About Saura Paintings

The Tribal Art of Odisha

Saura Paintings were originally painted as 'wall murals' also called as ikons inspired by the deep-rooted religious beliefs of the Saura tribe, which is among the ancient tribes of India. As the people of this tribe considered every natural phenomenon as an act of some God, deity or ancestral spirit, these ikons were drawn to appease Saura ancestors and deities and they worshipped them on special religious and cultural occasions such as child-birth, harvest, marriage and the construction of a new house.
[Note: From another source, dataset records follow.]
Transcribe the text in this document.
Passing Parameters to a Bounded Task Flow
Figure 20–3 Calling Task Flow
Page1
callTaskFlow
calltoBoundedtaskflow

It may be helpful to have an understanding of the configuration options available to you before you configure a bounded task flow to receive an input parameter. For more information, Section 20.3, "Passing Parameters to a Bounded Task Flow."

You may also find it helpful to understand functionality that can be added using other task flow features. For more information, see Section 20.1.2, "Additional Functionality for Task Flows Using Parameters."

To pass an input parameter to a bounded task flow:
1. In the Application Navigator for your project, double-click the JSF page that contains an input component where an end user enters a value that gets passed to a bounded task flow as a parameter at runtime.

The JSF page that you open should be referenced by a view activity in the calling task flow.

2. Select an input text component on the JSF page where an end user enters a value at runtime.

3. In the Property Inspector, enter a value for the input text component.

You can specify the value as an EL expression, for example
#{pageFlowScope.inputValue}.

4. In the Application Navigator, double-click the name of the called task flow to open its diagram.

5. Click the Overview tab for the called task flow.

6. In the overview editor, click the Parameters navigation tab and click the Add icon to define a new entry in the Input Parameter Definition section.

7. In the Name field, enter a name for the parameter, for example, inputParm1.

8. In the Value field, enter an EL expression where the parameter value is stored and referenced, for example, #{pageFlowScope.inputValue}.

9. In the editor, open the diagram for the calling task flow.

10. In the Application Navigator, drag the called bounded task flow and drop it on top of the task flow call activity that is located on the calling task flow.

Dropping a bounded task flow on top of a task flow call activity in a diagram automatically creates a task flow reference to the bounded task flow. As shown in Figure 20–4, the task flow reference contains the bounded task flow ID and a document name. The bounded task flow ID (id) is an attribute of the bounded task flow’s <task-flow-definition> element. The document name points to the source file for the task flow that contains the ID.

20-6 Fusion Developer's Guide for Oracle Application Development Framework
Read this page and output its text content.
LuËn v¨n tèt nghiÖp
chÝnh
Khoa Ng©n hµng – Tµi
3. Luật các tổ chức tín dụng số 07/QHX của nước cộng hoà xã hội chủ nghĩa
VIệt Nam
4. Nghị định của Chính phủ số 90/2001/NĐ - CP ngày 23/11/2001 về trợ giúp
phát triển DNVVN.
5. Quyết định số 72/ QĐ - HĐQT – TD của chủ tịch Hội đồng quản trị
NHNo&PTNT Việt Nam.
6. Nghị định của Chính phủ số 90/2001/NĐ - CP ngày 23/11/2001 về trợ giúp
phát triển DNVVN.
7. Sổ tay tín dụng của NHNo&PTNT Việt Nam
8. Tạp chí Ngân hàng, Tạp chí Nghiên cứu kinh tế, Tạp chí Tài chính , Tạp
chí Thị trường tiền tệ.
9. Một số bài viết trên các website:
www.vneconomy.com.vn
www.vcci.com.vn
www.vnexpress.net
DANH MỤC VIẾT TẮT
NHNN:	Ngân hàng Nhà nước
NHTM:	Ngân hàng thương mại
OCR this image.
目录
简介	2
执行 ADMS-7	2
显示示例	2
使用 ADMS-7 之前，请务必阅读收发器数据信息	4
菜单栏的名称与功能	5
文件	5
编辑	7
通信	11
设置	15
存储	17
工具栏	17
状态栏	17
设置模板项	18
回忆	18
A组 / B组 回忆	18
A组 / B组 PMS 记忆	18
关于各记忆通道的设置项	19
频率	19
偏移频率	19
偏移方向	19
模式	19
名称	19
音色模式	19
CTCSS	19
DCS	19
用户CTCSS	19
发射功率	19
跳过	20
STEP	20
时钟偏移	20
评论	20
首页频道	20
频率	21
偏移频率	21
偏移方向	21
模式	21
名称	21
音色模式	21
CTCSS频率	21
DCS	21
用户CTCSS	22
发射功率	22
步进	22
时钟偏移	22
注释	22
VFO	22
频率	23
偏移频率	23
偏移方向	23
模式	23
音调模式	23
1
Saura art form is drawn from a rich set of motifs taken from their assocciation with nature, society and everyday life that include the Sun (God), the Moon (God), the Wind (God), the village deity, people, horses, elephants and tree of life. Unlike its twin art form Warli, the Saura paintings are drawn in rectangular frames from the border inwards, and use more fluid stick figures with little movement. Though both Saura and Warli art forms draw no features on faces and tell stories with their gestures.

In recent times, this unique, detail-oriented yet so simple art form with symbolic representation of the tribal lifestyle is getting extensive popularity among both the domestic and international market. To keep up with the trend of the contemporary times, the paintings are now drawn on handmade paper or silk cloth and new motifs are also getting incorporated gradually.